I made a lot of mistakes the first six months. I didn't know that Rice Dream milk had gluten. I didn't know that some french fries have gluten. I didn't know that wheat free doesn't mean gluten free. I also used soy as a replacement for a lot of his favorite things. I don't know if this was a mistake, but it is not the best way you can do it. Soy is like a cousin to gluten and casein. It isn't tolerated by our kids. I didn't take soy away from Connor's diet for at least a year. Luckily he didn't mind not having it.


I think that this diet was the first thing we did that really made a difference for Connor. His mind cleared. He stopped the weird giggle. He didn't stim as much. He really seemed like he was taking in more of his world. It was not a miracle pill for Connor like it is for so many other kids. It was a piece of the puzzle.

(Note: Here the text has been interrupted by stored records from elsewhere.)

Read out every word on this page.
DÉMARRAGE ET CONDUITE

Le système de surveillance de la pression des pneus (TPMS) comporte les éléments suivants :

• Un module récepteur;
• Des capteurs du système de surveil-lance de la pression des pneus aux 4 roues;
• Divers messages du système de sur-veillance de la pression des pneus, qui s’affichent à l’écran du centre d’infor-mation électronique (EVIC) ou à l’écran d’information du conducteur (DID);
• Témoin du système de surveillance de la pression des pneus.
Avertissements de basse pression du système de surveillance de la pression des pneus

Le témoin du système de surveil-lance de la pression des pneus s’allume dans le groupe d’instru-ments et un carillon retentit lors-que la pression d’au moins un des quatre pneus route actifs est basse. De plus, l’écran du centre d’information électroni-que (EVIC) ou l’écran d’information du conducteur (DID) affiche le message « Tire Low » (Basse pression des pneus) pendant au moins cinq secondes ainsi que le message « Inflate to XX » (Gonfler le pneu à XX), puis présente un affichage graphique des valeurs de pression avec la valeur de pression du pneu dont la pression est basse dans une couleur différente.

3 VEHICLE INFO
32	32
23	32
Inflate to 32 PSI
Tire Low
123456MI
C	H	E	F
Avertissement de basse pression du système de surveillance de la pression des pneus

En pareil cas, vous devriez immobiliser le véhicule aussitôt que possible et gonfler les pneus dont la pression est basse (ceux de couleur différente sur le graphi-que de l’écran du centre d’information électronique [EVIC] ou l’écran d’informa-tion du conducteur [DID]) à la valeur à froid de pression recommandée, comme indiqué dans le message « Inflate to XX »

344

I would like to share some ideas for what to feed your kids (and yourselves). It is hard to come up with new ideas that don't have all of the no-no foods in them. I use to make homemade flour tortillas every day and homemade pizza dough. Now I don't allow gluten flour in my house. I hardly allow gluten or dairy in my house at all. Now we have taco night with crunchy shells and spaghetti night with rice pasta. It is different than before, not worse, just different.


My best friend and godmother to Connor is an amazing cook and pastry chef. She has offered to share some recipes and dinner ideas that your whole family will love. She is busy with her little boy (cute little blonde handful) but she will post ideas whenever she has time. Thank you Aran.


Please take time to think about the diet for your child. Remember, it is only food! There are so many things you can make or buy that your child will love if you just allow them the opportunity.